Breakfast Gravy: “Let me tell you about this woman I met the other day.”

Let me tell you about this woman I met the other day.  


It was about 6:30 in the morning and I was starving to death, so I went to the local Cracker Barrel for some breakfast before my day got started.  


I sat down and this cute little girl comes over to the table and asks would I like a cup of coffee.  


Being the witty individual that I am, I answered “Does the Pope wear a funny hat?”  


She looked at me and said “Pope who?”  


I just looked at her and said “Never mind, I was just trying to be funny.  Yes, I would love a cup.”  She went and fetched a cup and the pot and came back to the table.  

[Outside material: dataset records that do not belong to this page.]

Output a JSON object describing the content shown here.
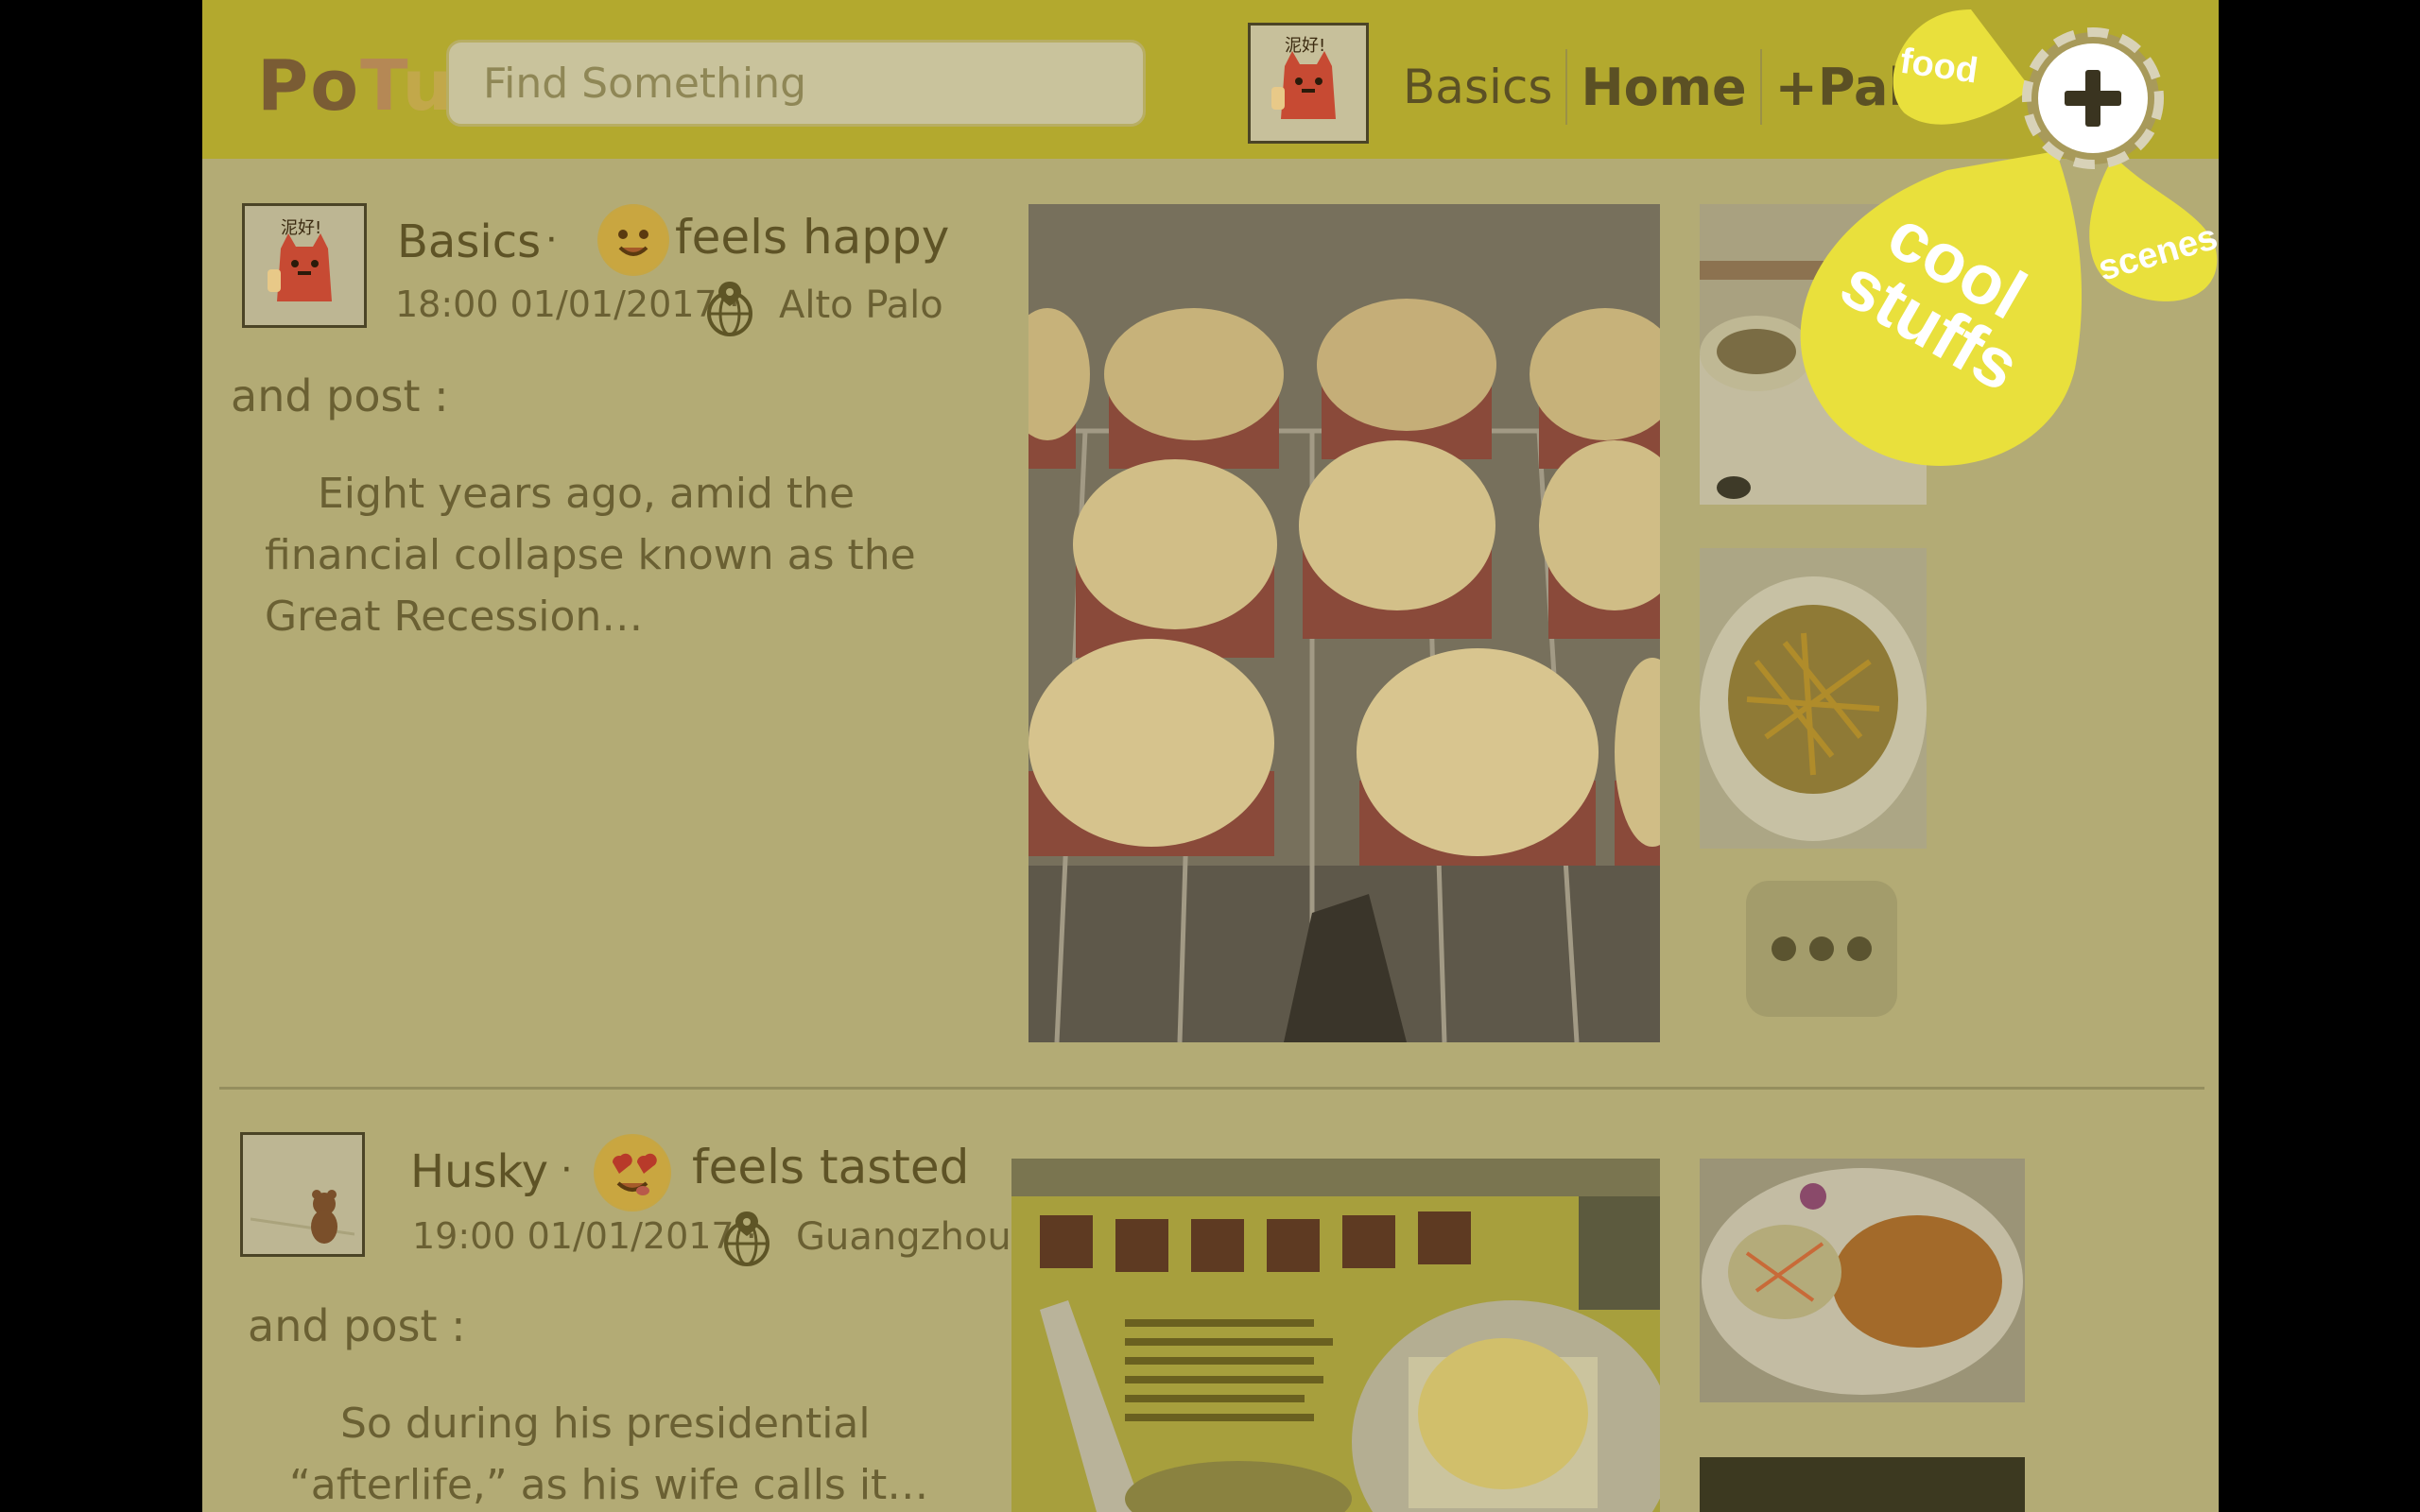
{
  "header": {
    "logo": [
      "Po",
      "T",
      "u"
    ],
    "search_placeholder": "Find Something",
    "nav": {
      "basics": "Basics",
      "home": "Home",
      "pals": "+Pals"
    }
  },
  "posts": [
    {
      "username": "Basics",
      "separator": "·",
      "feeling": "feels happy",
      "time": "18:00 01/01/2017 ·",
      "location": "Alto Palo",
      "and_post": "and post :",
      "body": [
        "Eight years ago, amid the",
        "financial collapse known as the",
        "Great Recession…"
      ]
    },
    {
      "username": "Husky",
      "separator": "·",
      "feeling": "feels tasted",
      "time": "19:00 01/01/2017 ·",
      "location": "Guangzhou",
      "and_post": "and post :",
      "body": [
        "So during his presidential",
        "“afterlife,” as his wife calls it…"
      ]
    }
  ],
  "avatar_text": "泥好!",
  "fab": {
    "food": "food",
    "scenes": "scenes",
    "cool_line1": "cool",
    "cool_line2": "stuffs"
  },
  "colors": {
    "topbar": "#b3a92e",
    "page_bg": "#b3ab75",
    "fab_yellow": "#e9e03c"
  }
}
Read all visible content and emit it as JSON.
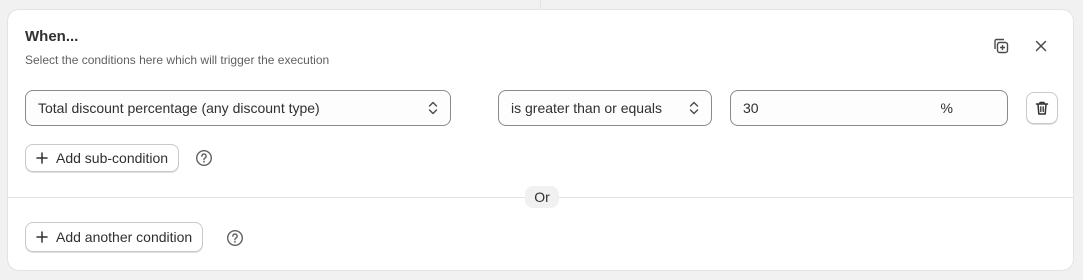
{
  "condition_block": {
    "title": "When...",
    "subtitle": "Select the conditions here which will trigger the execution",
    "field_select": {
      "value": "Total discount percentage (any discount type)"
    },
    "operator_select": {
      "value": "is greater than or equals"
    },
    "value_input": {
      "value": "30",
      "suffix": "%"
    },
    "add_sub_condition_label": "Add sub-condition",
    "or_label": "Or",
    "add_another_condition_label": "Add another condition"
  },
  "icons": {
    "duplicate": "duplicate-icon",
    "close": "close-icon",
    "delete": "trash-icon",
    "select_chevron": "select-chevron-icon",
    "plus": "plus-icon",
    "help": "question-circle-icon"
  },
  "colors": {
    "page_background": "#f1f1f1",
    "card_background": "#ffffff",
    "border": "#8a8a8a",
    "text": "#303030",
    "muted_text": "#616161"
  }
}
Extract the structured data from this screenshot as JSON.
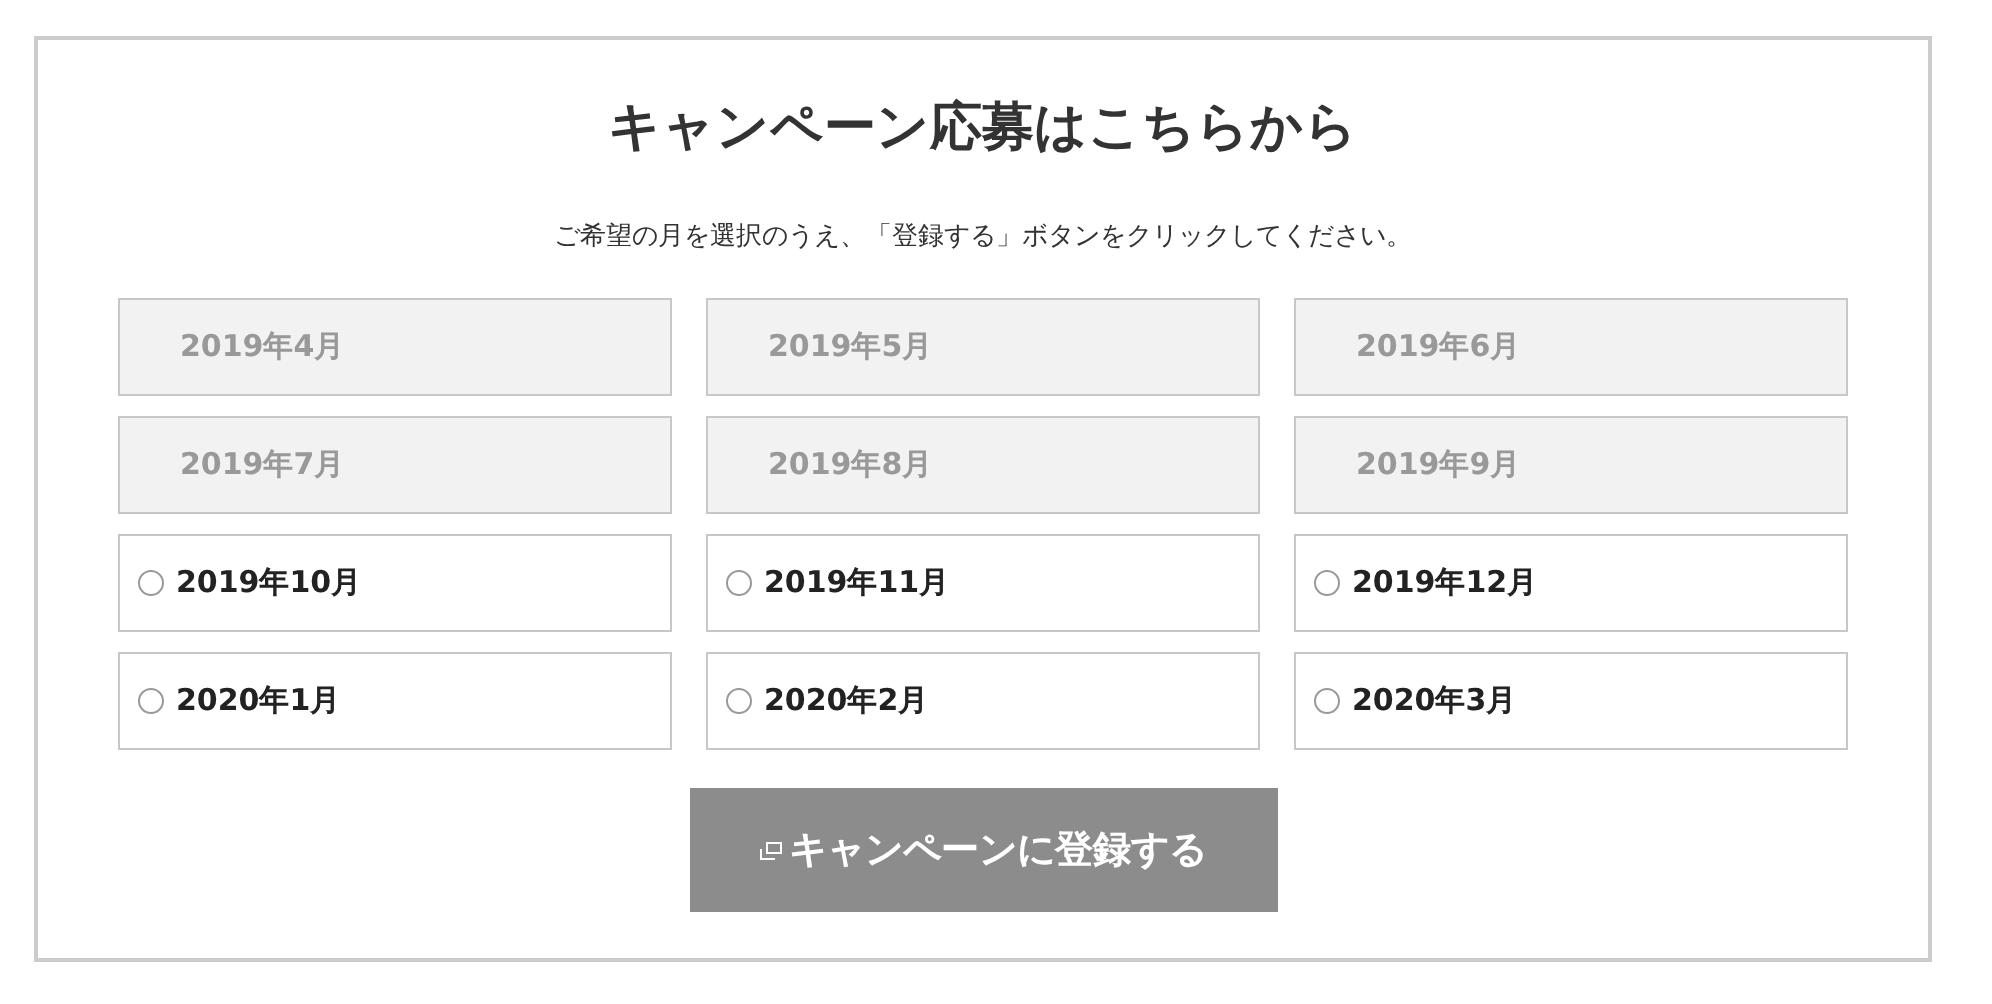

As she was pouring, I looked at her apron and noticed her name.  It was Lu Mina.  “You sure have a pretty name” I said “Is it Russian?”  She looked at me like she was trying to figure if I was serious or just being a smart-ass.  


She finally answered by saying “No, it’s a Chevrolet name, my Daddy was a car nut and he named me after the Lumina and my brother Monte and his middle name is Carlo.”  


“Let me guess” I said “He was a big fan of old #3, right?”


  She finally smiled and said, “You got that right, when Dale died, him and Momma both squalled for days.  He still says that there will never be another one like him, but he will admit that Jr. is close.  Plus, I think he’s about the cutest thing ever.”  


I went ahead and ordered breakfast and she went on about her job.  She brought out my food and it was awful good.  


After breakfast, I settled back and enjoyed my coffee while Lu brought me my check.  


She didn’t look real happy, so I asked her what was wrong.  


She said, “Did you see that other table I had over there?” I said that I had.  She said “Well, that old fart told me that his eggs were too runny and that he had ordered them over easy and not raw and that his bacon was over cooked and it was to hard to eat.”  


“Now he had already eaten all of his bacon but one piece and one of his eggs.  But, I was trying to make him happy, so I went back to the kitchen and got him two more eggs and another order of bacon.  When I took them back to his table, he told me that the biscuits were too cold and would I get him some hot biscuits.  So I went and got hot biscuits.  I asked if everything was OK now and he said it was.”  


“He had eleven refills on his coffee and asked for four more biscuits.  He waited till he thought I wasn’t looking and wrapped them in a napkin and slipped them in his wife’s pocket book along with all the jelly and butter.  He then got up and left me a 60 cent tip.  I hope he chokes on one of them damn biscuits!”  


I told her that I hoped her day got better and as I stood up I left her a good tip.  Folks, tip the wait staff, these good people work hard jobs for not enough money.  Tip well!